The Apache Software Foundation has issued urgent patches for Apache NimBLE, the open-source Bluetooth 5.4 stack used to replace proprietary drivers on Nordic chipsets. A cluster of four security vulnerabilities has been disclosed, two of which are rated “Important,” allowing attackers to bypass authentication or eavesdrop on encrypted connections.
The flaws affect all versions of Apache NimBLE up to 1.8.0, leaving unpatched IoT devices and embedded systems exposed to proximity-based attacks.
The most alarming vulnerability is an Authentication Bypass by Spoofing flaw. Tracked as CVE-2025-62235, this “Important” severity bug breaks the fundamental trust bond between paired devices.
By sending a “specially crafted Security Request,” an attacker can force the victim device to remove its original pairing bond and re-bond with an impostor . This effectively allows a rogue device to masquerade as a trusted peripheral—like a headset or keyboard—granting it unauthorized access to the host system.
Another “Important” flaw targets the privacy of data in transit.
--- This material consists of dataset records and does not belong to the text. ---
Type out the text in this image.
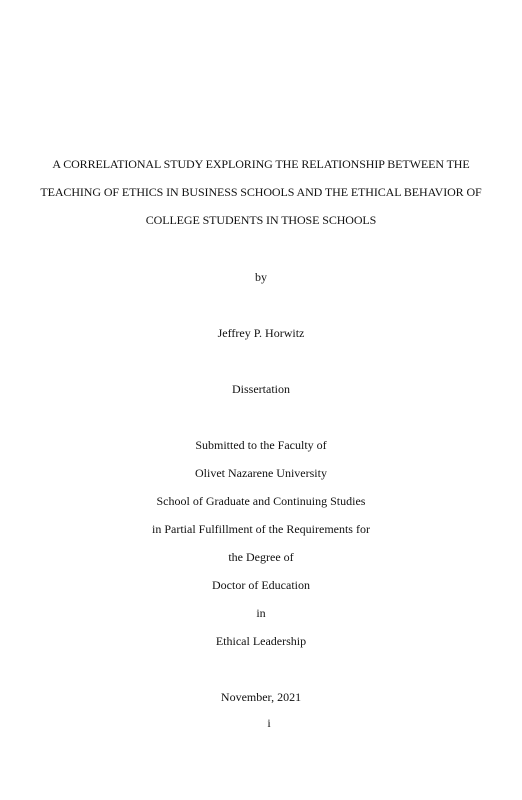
A CORRELATIONAL STUDY EXPLORING THE RELATIONSHIP BETWEEN THE
TEACHING OF ETHICS IN BUSINESS SCHOOLS AND THE ETHICAL BEHAVIOR OF
COLLEGE STUDENTS IN THOSE SCHOOLS
by
Jeffrey P. Horwitz
Dissertation
Submitted to the Faculty of
Olivet Nazarene University
School of Graduate and Continuing Studies
in Partial Fulfillment of the Requirements for
the Degree of
Doctor of Education
in
Ethical Leadership
November, 2021
i
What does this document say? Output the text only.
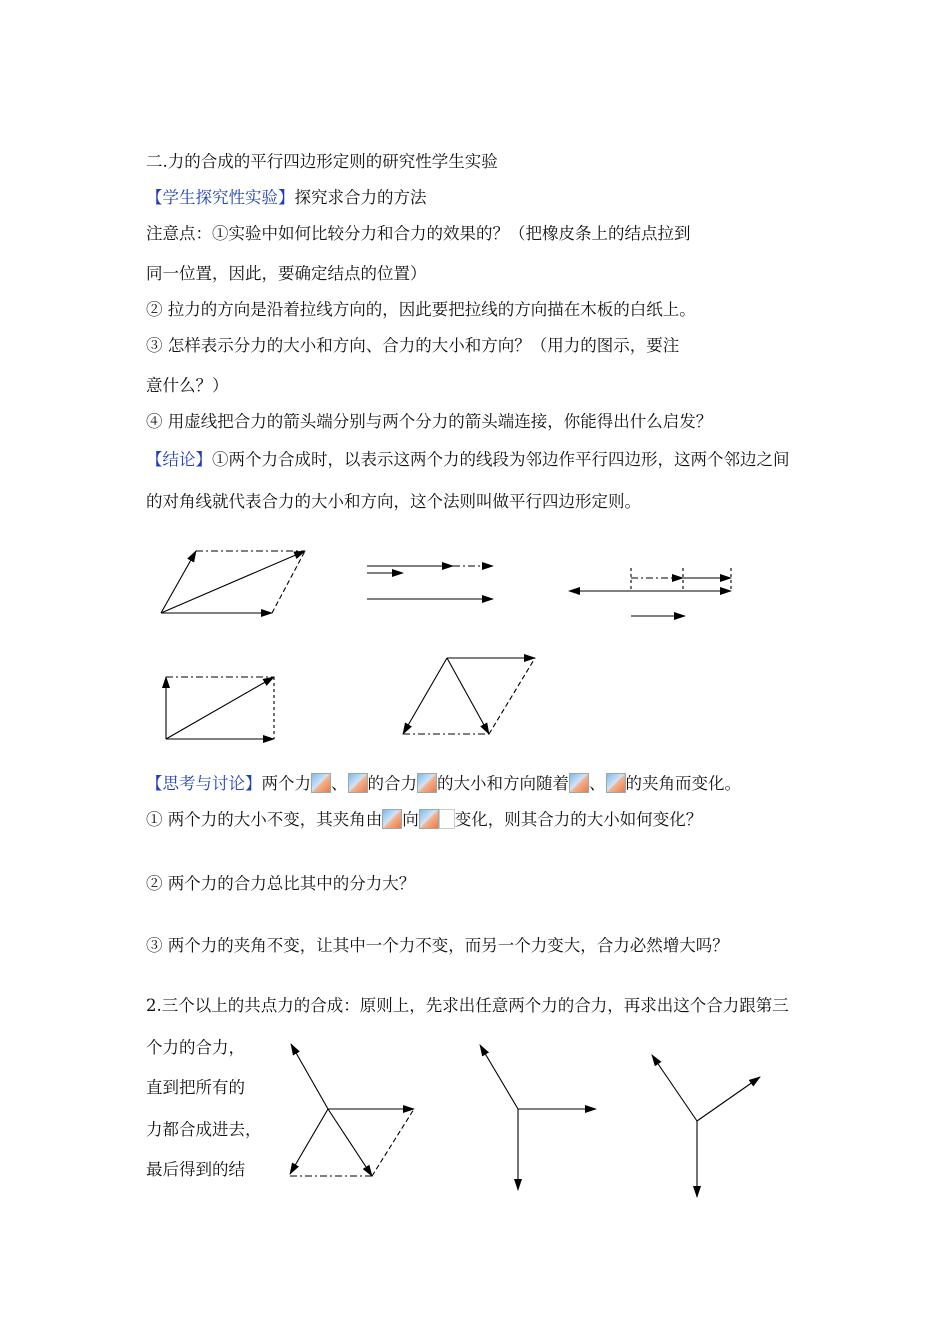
二.力的合成的平行四边形定则的研究性学生实验
【学生探究性实验】探究求合力的方法
注意点：①实验中如何比较分力和合力的效果的？（把橡皮条上的结点拉到
同一位置，因此，要确定结点的位置）
② 拉力的方向是沿着拉线方向的，因此要把拉线的方向描在木板的白纸上。
③ 怎样表示分力的大小和方向、合力的大小和方向？（用力的图示，要注
意什么？）
④ 用虚线把合力的箭头端分别与两个分力的箭头端连接，你能得出什么启发？
【结论】①两个力合成时，以表示这两个力的线段为邻边作平行四边形，这两个邻边之间
的对角线就代表合力的大小和方向，这个法则叫做平行四边形定则。
【思考与讨论】两个力 、 的合力 的大小和方向随着 、 的夹角而变化。
① 两个力的大小不变，其夹角由 向 变化，则其合力的大小如何变化？
② 两个力的合力总比其中的分力大？
③ 两个力的夹角不变，让其中一个力不变，而另一个力变大，合力必然增大吗？
2.三个以上的共点力的合成：原则上，先求出任意两个力的合力，再求出这个合力跟第三
个力的合力，
直到把所有的
力都合成进去，
最后得到的结
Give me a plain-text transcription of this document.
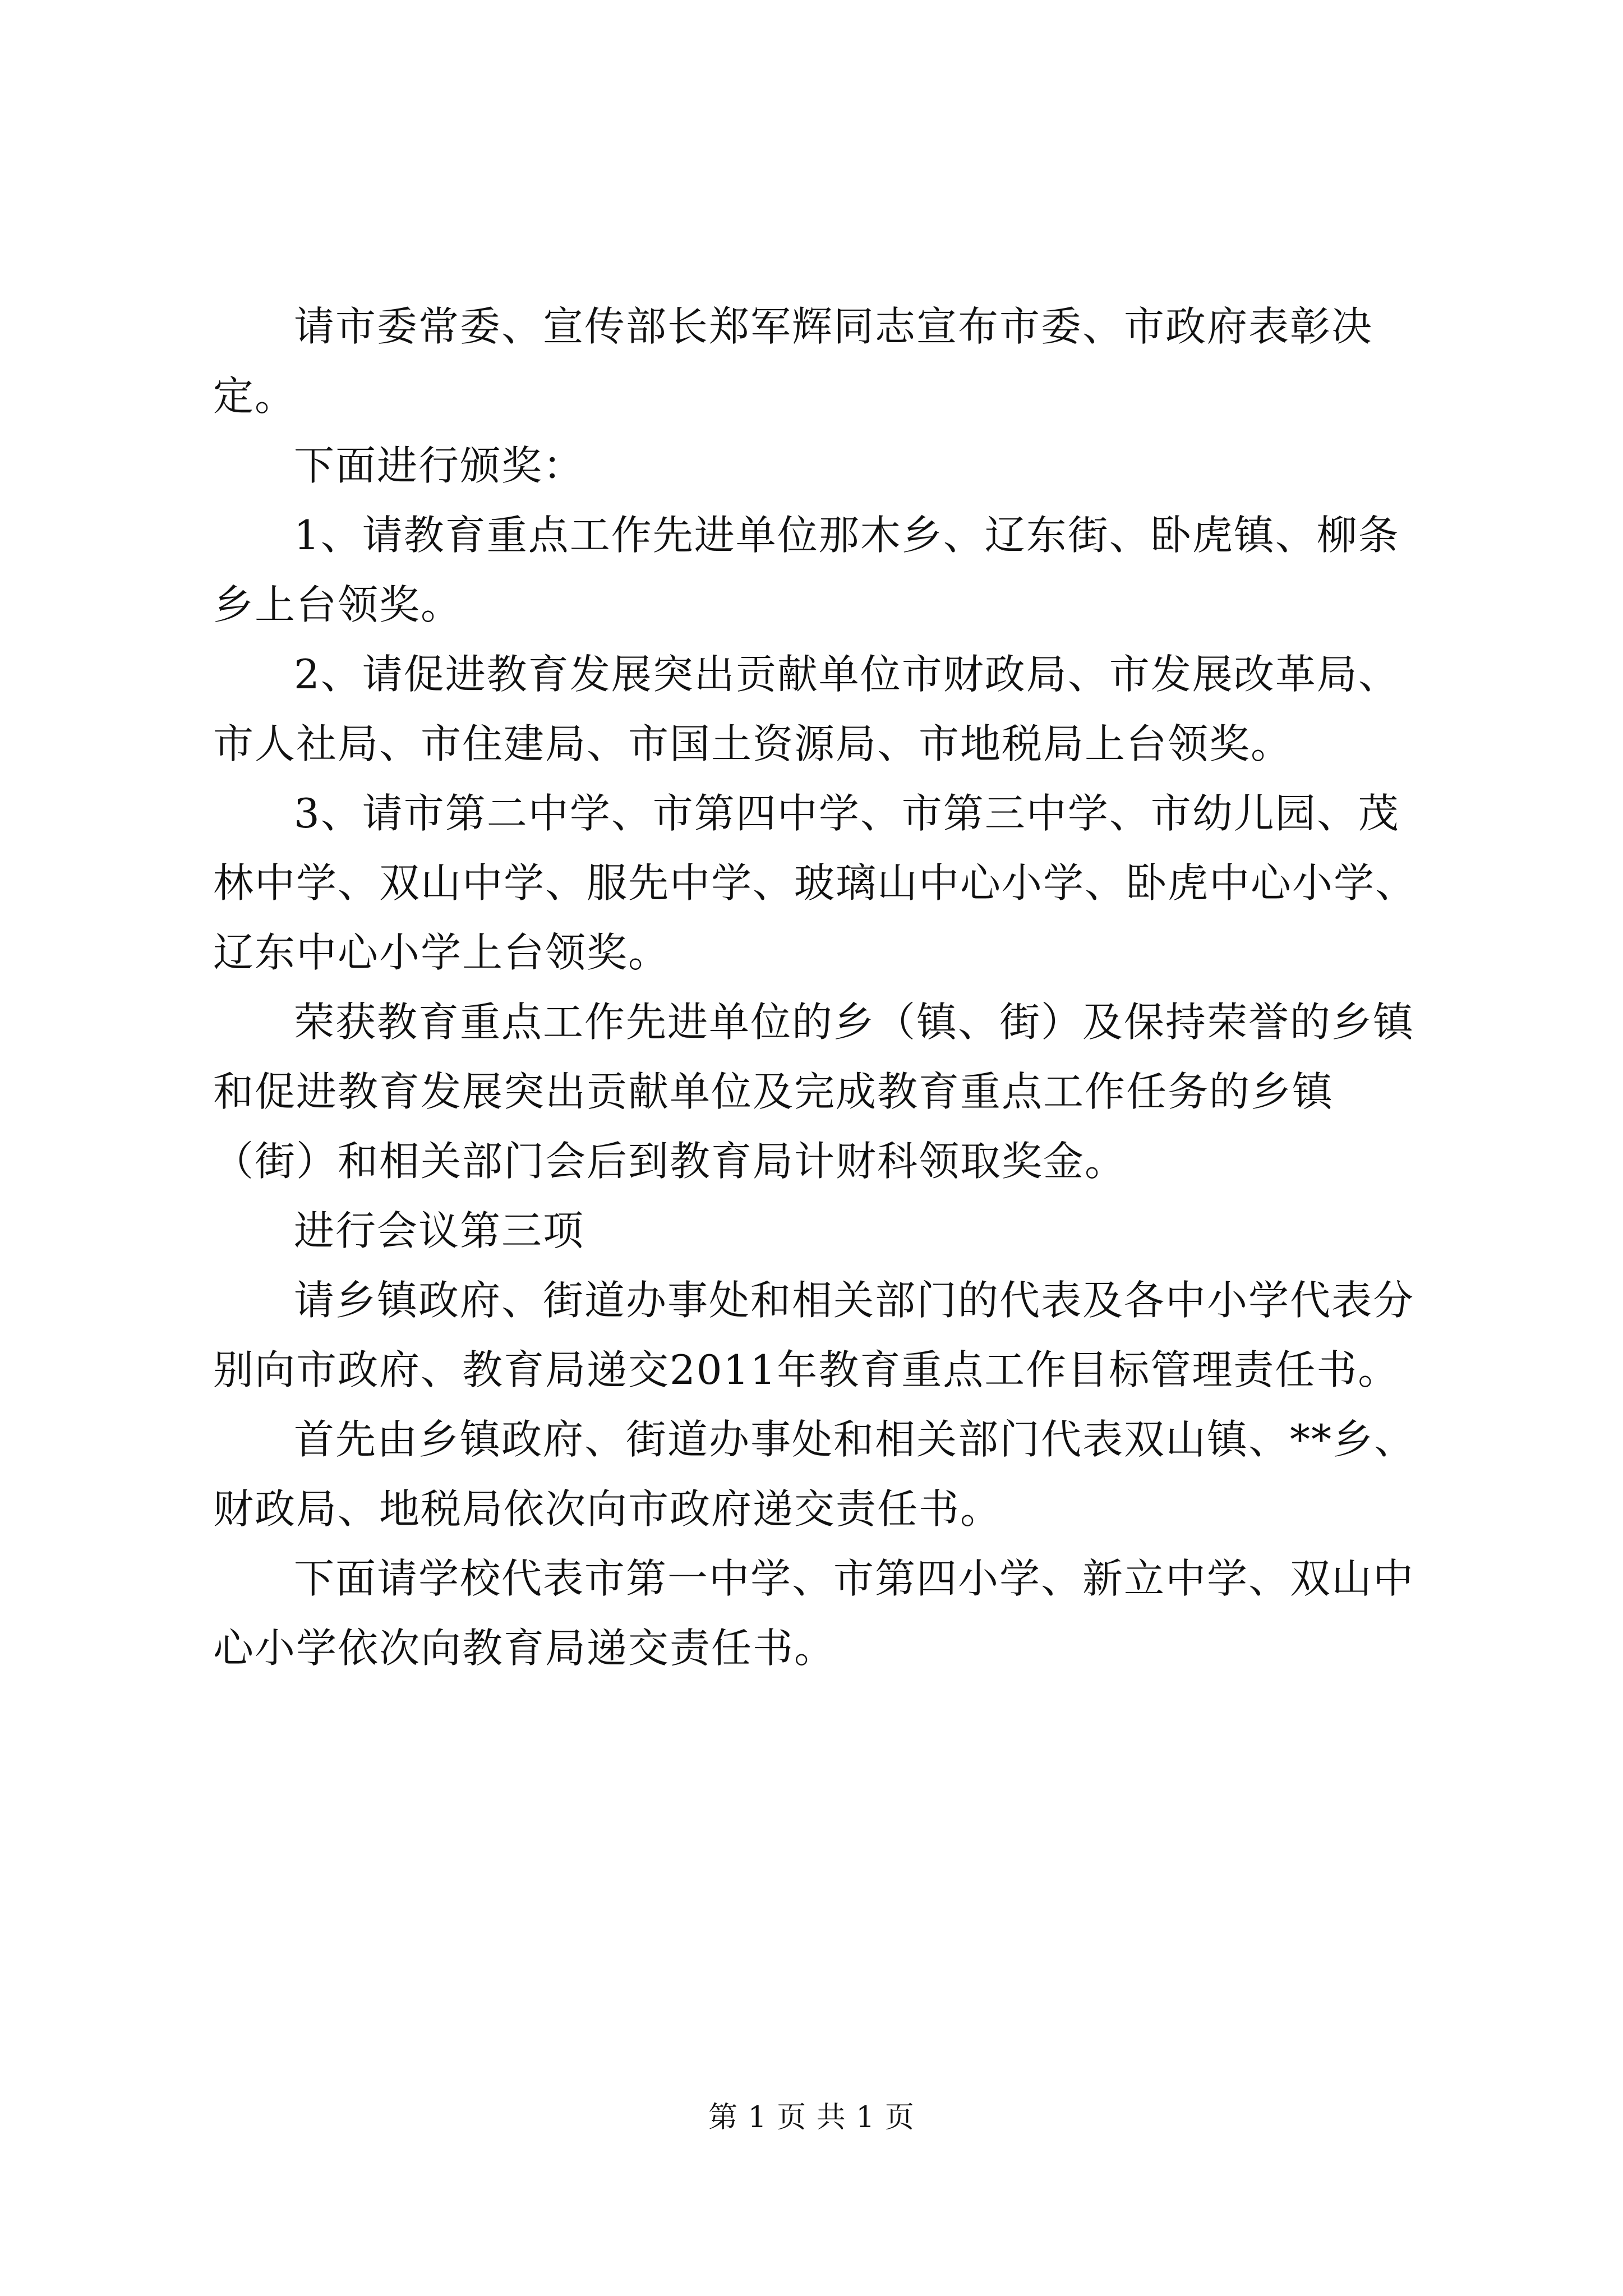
请市委常委、宣传部长郑军辉同志宣布市委、市政府表彰决定。

下面进行颁奖：

1、请教育重点工作先进单位那木乡、辽东街、卧虎镇、柳条乡上台领奖。

2、请促进教育发展突出贡献单位市财政局、市发展改革局、市人社局、市住建局、市国土资源局、市地税局上台领奖。

3、请市第二中学、市第四中学、市第三中学、市幼儿园、茂林中学、双山中学、服先中学、玻璃山中心小学、卧虎中心小学、辽东中心小学上台领奖。

荣获教育重点工作先进单位的乡（镇、街）及保持荣誉的乡镇和促进教育发展突出贡献单位及完成教育重点工作任务的乡镇（街）和相关部门会后到教育局计财科领取奖金。

进行会议第三项

请乡镇政府、街道办事处和相关部门的代表及各中小学代表分别向市政府、教育局递交2011年教育重点工作目标管理责任书。

首先由乡镇政府、街道办事处和相关部门代表双山镇、**乡、财政局、地税局依次向市政府递交责任书。

下面请学校代表市第一中学、市第四小学、新立中学、双山中心小学依次向教育局递交责任书。

第 1 页 共 1 页
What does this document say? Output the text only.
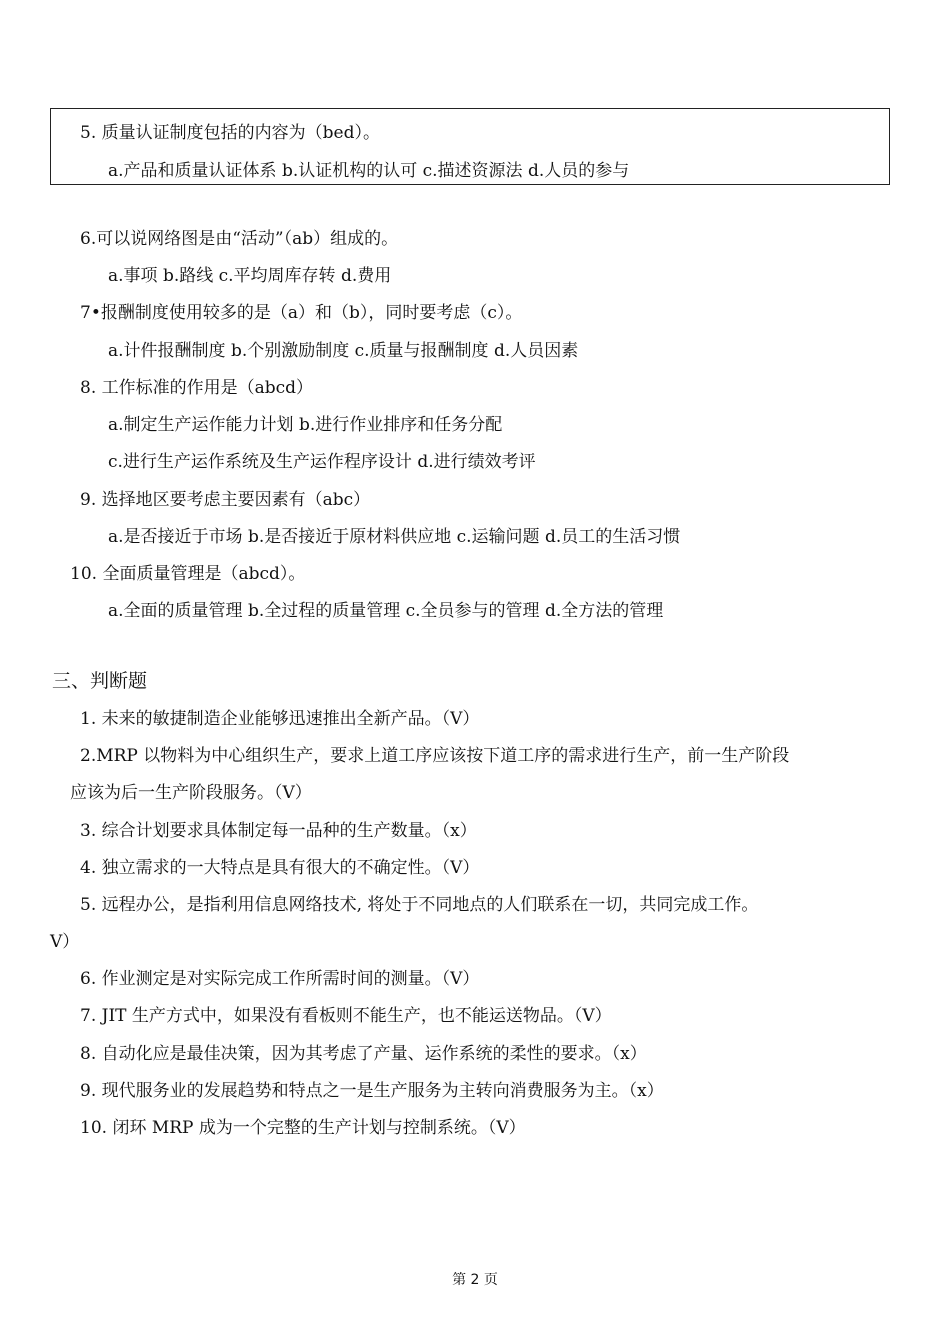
5. 质量认证制度包括的内容为（bed）。
a.产品和质量认证体系 b.认证机构的认可 c.描述资源法 d.人员的参与
6.可以说网络图是由“活动”（ab）组成的。
a.事项 b.路线 c.平均周库存转 d.费用
7•报酬制度使用较多的是（a）和（b），同时要考虑（c）。
a.计件报酬制度 b.个别激励制度 c.质量与报酬制度 d.人员因素
8. 工作标准的作用是（abcd）
a.制定生产运作能力计划 b.进行作业排序和任务分配
c.进行生产运作系统及生产运作程序设计 d.进行绩效考评
9. 选择地区要考虑主要因素有（abc）
a.是否接近于市场 b.是否接近于原材料供应地 c.运输问题 d.员工的生活习惯
10. 全面质量管理是（abcd）。
a.全面的质量管理 b.全过程的质量管理 c.全员参与的管理 d.全方法的管理
三、判断题
1. 未来的敏捷制造企业能够迅速推出全新产品。（V）
2.MRP 以物料为中心组织生产，要求上道工序应该按下道工序的需求进行生产，前一生产阶段
应该为后一生产阶段服务。（V）
3. 综合计划要求具体制定每一品种的生产数量。（x）
4. 独立需求的一大特点是具有很大的不确定性。（V）
5. 远程办公，是指利用信息网络技术, 将处于不同地点的人们联系在一切，共同完成工作。
V）
6. 作业测定是对实际完成工作所需时间的测量。（V）
7. JIT 生产方式中，如果没有看板则不能生产，也不能运送物品。（V）
8. 自动化应是最佳决策，因为其考虑了产量、运作系统的柔性的要求。（x）
9. 现代服务业的发展趋势和特点之一是生产服务为主转向消费服务为主。（x）
10. 闭环 MRP 成为一个完整的生产计划与控制系统。（V）
第 2 页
CVE-2025-52435 involves a failure in handling the “Pause Encryption” procedure on the Link Layer.
When a connection is paused and then resumed, improper error handling can result in a “previously encrypted connection being left in an un-encrypted state” . This silent downgrade essentially strips away security, “allowing an eavesdropper to observe the remainder of the exchange” without the user ever knowing their secure channel has been compromised.
The update also fixes two “Low” severity bugs that could crash devices or corrupt memory:
- CVE-2025-53477: A NULL Pointer Dereference in the host HCI layer. If a device has disabled asserts and encounters a “broken or bogus Bluetooth controller,” a missing validation check can crash the system.
- CVE-2025-53470: An Out-of-Bounds Write (and Read) vulnerability in the HCI H4 driver. Malformed HCI events can trigger invalid memory operations, potentially leading to instability.
The Apache NimBLE team has released version 1.9.0 to address all four vulnerabilities. Developers and manufacturers using this stack in their products are urged to integrate the update immediately to close these authentication and privacy gaps.